We were seventeen. She had a secret decoder ring that opened up. Inside, over the code breaker, she’d pasted my photo. I worked at Fried Paradise dropping the breaded chicken into the grease. They’d sent me to the Mayweather Home because in a note passed across the auditorium, I’d written that I wanted to blow up the high school with a fertilizer bomb.
Love; all of it for love. Tell it to the judge.
The narrator, Kody Green, and Tella Carticelli—Teal Cartwheels, as he calls her—go all over the damn place, so it’s weird that I don’t feel as if the book reached its hands out the window and grabbed enough as it went along. It’s oddly introspective, which works great—in theory, so don’t try writing this at home, guy in backwards white hat—in F250 when it’s just some dude doing manual labor and trying to get a couple different girls to bang him. The introspection here is a heart burning too hot for too long, and as the book keeps charging forward by following up a deep, singular feeling with extreme actions, we know better than to try to hold that heart.
It’s a tight center with spastic, fuzzy edges. Maybe that’s the point though, to show that we move in relation to our love, so fuck breathing-in and holding something in the world, being held by something in the world if our love is simply sat right down beside us. There’s nothing more to desire.
The best parts are when Kody and Tella get to talk with other people. Bud does dialogue and supporting characters like no one else. It’s like if a semi-professional James Dean impersonator wrote The Simpsons: quick, cool, and just the right amount of self-aware. Here’s what happens when they end up in a part of Elvis’s house they shouldn’t be in:
“You can’t be in here,” said a man in a black suit behind the door.
A security guard was sitting on the bed.
“You’re in here, sir,” I said. “Let us take a peek.”
“No,” he stood, ushering us out. I asked him for his name. “You don’t get my name,” he said, sharp. “What would you want to have my name for?”
“For?
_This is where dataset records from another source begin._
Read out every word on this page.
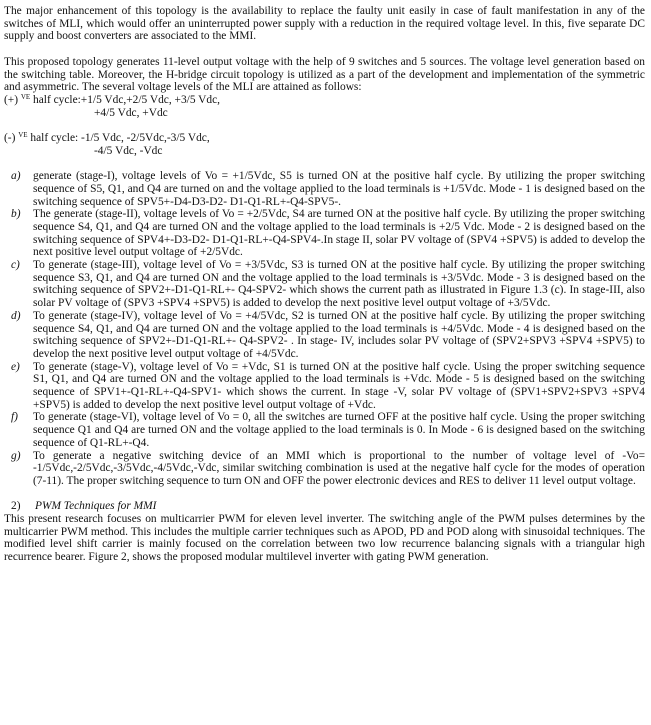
The major enhancement of this topology is the availability to replace the faulty unit easily in case of fault manifestation in any of the switches of MLI, which would offer an uninterrupted power supply with a reduction in the required voltage level. In this, five separate DC supply and boost converters are associated to the MMI.

This proposed topology generates 11-level output voltage with the help of 9 switches and 5 sources. The voltage level generation based on the switching table. Moreover, the H-bridge circuit topology is utilized as a part of the development and implementation of the symmetric and asymmetric. The several voltage levels of the MLI are attained as follows:

(+) $^{VE}$ half cycle:+1/5 Vdc,+2/5 Vdc, +3/5 Vdc,
+4/5 Vdc, +Vdc
(-) $^{VE}$ half cycle: -1/5 Vdc, -2/5Vdc,-3/5 Vdc,
-4/5 Vdc, -Vdc
a) generate (stage-I), voltage levels of Vo = +1/5Vdc, S5 is turned ON at the positive half cycle. By utilizing the proper switching sequence of S5, Q1, and Q4 are turned on and the voltage applied to the load terminals is +1/5Vdc. Mode - 1 is designed based on the switching sequence of SPV5+-D4-D3-D2- D1-Q1-RL+-Q4-SPV5-.
b) The generate (stage-II), voltage levels of Vo = +2/5Vdc, S4 are turned ON at the positive half cycle. By utilizing the proper switching sequence S4, Q1, and Q4 are turned ON and the voltage applied to the load terminals is +2/5 Vdc. Mode - 2 is designed based on the switching sequence of SPV4+-D3-D2- D1-Q1-RL+-Q4-SPV4-.In stage II, solar PV voltage of (SPV4 +SPV5) is added to develop the next positive level output voltage of +2/5Vdc.
c) To generate (stage-III), voltage level of Vo = +3/5Vdc, S3 is turned ON at the positive half cycle. By utilizing the proper switching sequence S3, Q1, and Q4 are turned ON and the voltage applied to the load terminals is +3/5Vdc. Mode - 3 is designed based on the switching sequence of SPV2+-D1-Q1-RL+- Q4-SPV2- which shows the current path as illustrated in Figure 1.3 (c). In stage-III, also solar PV voltage of (SPV3 +SPV4 +SPV5) is added to develop the next positive level output voltage of +3/5Vdc.
d) To generate (stage-IV), voltage level of Vo = +4/5Vdc, S2 is turned ON at the positive half cycle. By utilizing the proper switching sequence S4, Q1, and Q4 are turned ON and the voltage applied to the load terminals is +4/5Vdc. Mode - 4 is designed based on the switching sequence of SPV2+-D1-Q1-RL+- Q4-SPV2- . In stage- IV, includes solar PV voltage of (SPV2+SPV3 +SPV4 +SPV5) to develop the next positive level output voltage of +4/5Vdc.
e) To generate (stage-V), voltage level of Vo = +Vdc, S1 is turned ON at the positive half cycle. Using the proper switching sequence S1, Q1, and Q4 are turned ON and the voltage applied to the load terminals is +Vdc. Mode - 5 is designed based on the switching sequence of SPV1+-Q1-RL+-Q4-SPV1- which shows the current. In stage -V, solar PV voltage of (SPV1+SPV2+SPV3 +SPV4 +SPV5) is added to develop the next positive level output voltage of +Vdc.
f) To generate (stage-VI), voltage level of Vo = 0, all the switches are turned OFF at the positive half cycle. Using the proper switching sequence Q1 and Q4 are turned ON and the voltage applied to the load terminals is 0. In Mode - 6 is designed based on the switching sequence of Q1-RL+-Q4.
g) To generate a negative switching device of an MMI which is proportional to the number of voltage level of -Vo= -1/5Vdc,-2/5Vdc,-3/5Vdc,-4/5Vdc,-Vdc, similar switching combination is used at the negative half cycle for the modes of operation (7-11). The proper switching sequence to turn ON and OFF the power electronic devices and RES to deliver 11 level output voltage.
2) PWM Techniques for MMI

This present research focuses on multicarrier PWM for eleven level inverter. The switching angle of the PWM pulses determines by the multicarrier PWM method. This includes the multiple carrier techniques such as APOD, PD and POD along with sinusoidal techniques. The modified level shift carrier is mainly focused on the correlation between two low recurrence balancing signals with a triangular high recurrence bearer. Figure 2, shows the proposed modular multilevel inverter with gating PWM generation.
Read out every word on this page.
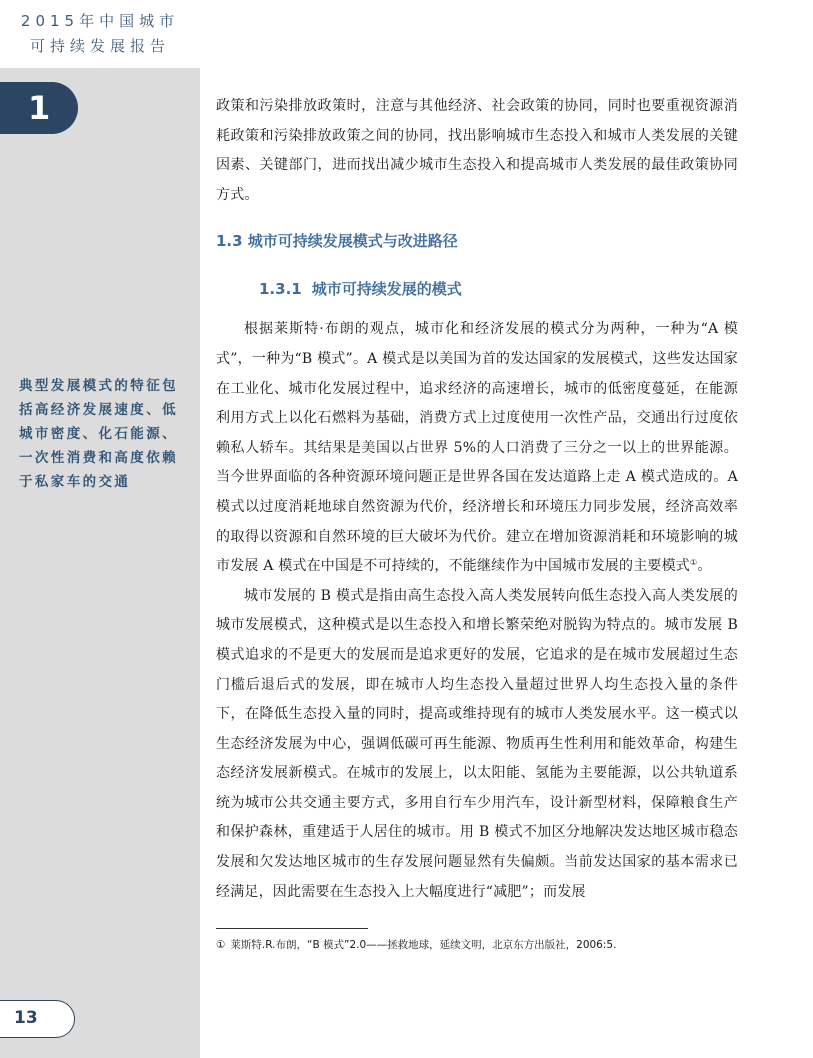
2015年中国城市
可持续发展报告
1
典型发展模式的特征包括高经济发展速度、低城市密度、化石能源、一次性消费和高度依赖于私家车的交通
13

政策和污染排放政策时，注意与其他经济、社会政策的协同，同时也要重视资源消耗政策和污染排放政策之间的协同，找出影响城市生态投入和城市人类发展的关键因素、关键部门，进而找出减少城市生态投入和提高城市人类发展的最佳政策协同方式。

1.3 城市可持续发展模式与改进路径
1.3.1 城市可持续发展的模式

根据莱斯特·布朗的观点，城市化和经济发展的模式分为两种，一种为“A 模式”，一种为“B 模式”。A 模式是以美国为首的发达国家的发展模式，这些发达国家在工业化、城市化发展过程中，追求经济的高速增长，城市的低密度蔓延，在能源利用方式上以化石燃料为基础，消费方式上过度使用一次性产品，交通出行过度依赖私人轿车。其结果是美国以占世界 5%的人口消费了三分之一以上的世界能源。当今世界面临的各种资源环境问题正是世界各国在发达道路上走 A 模式造成的。A 模式以过度消耗地球自然资源为代价，经济增长和环境压力同步发展，经济高效率的取得以资源和自然环境的巨大破坏为代价。建立在增加资源消耗和环境影响的城市发展 A 模式在中国是不可持续的，不能继续作为中国城市发展的主要模式①。

城市发展的 B 模式是指由高生态投入高人类发展转向低生态投入高人类发展的城市发展模式，这种模式是以生态投入和增长繁荣绝对脱钩为特点的。城市发展 B 模式追求的不是更大的发展而是追求更好的发展，它追求的是在城市发展超过生态门槛后退后式的发展，即在城市人均生态投入量超过世界人均生态投入量的条件下，在降低生态投入量的同时，提高或维持现有的城市人类发展水平。这一模式以生态经济发展为中心，强调低碳可再生能源、物质再生性利用和能效革命，构建生态经济发展新模式。在城市的发展上，以太阳能、氢能为主要能源，以公共轨道系统为城市公共交通主要方式，多用自行车少用汽车，设计新型材料，保障粮食生产和保护森林，重建适于人居住的城市。用 B 模式不加区分地解决发达地区城市稳态发展和欠发达地区城市的生存发展问题显然有失偏颇。当前发达国家的基本需求已经满足，因此需要在生态投入上大幅度进行“减肥”；而发展

① 莱斯特.R.布朗，“B 模式”2.0——拯救地球，延续文明，北京东方出版社，2006:5.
Oh, just for reference. In case I found your boss around here.”
“My boss is dead,” he said.
“Mine too,” I said. “I shot him Tuesday.”
Teal tugged my shirt. She was pulling hard. My face got red. The old fat security guard and his bushy sideburns was coming closer.
“What’s your name, son?” he said.
“Call me the breeze,” I said.
Bud writes so damn fast that if I wait another couple of months, there’ll be another book of his to read. And I’ll read it, because even if I don’t fully dig it, there’s nothing like the charm of watching a man dictate his creativity to the world in real-time.
I’m clearly lukewarm on this outing. And that’s okay. You might be into I’m From Electric Peak, the misadventures of young love, the true-to-heart capture of how a mind in heat works and unworks itself into different funks. This is a nomadic daydream, and even when it felt too ephemeral, I admired the journey, the car that runs on heartbeats.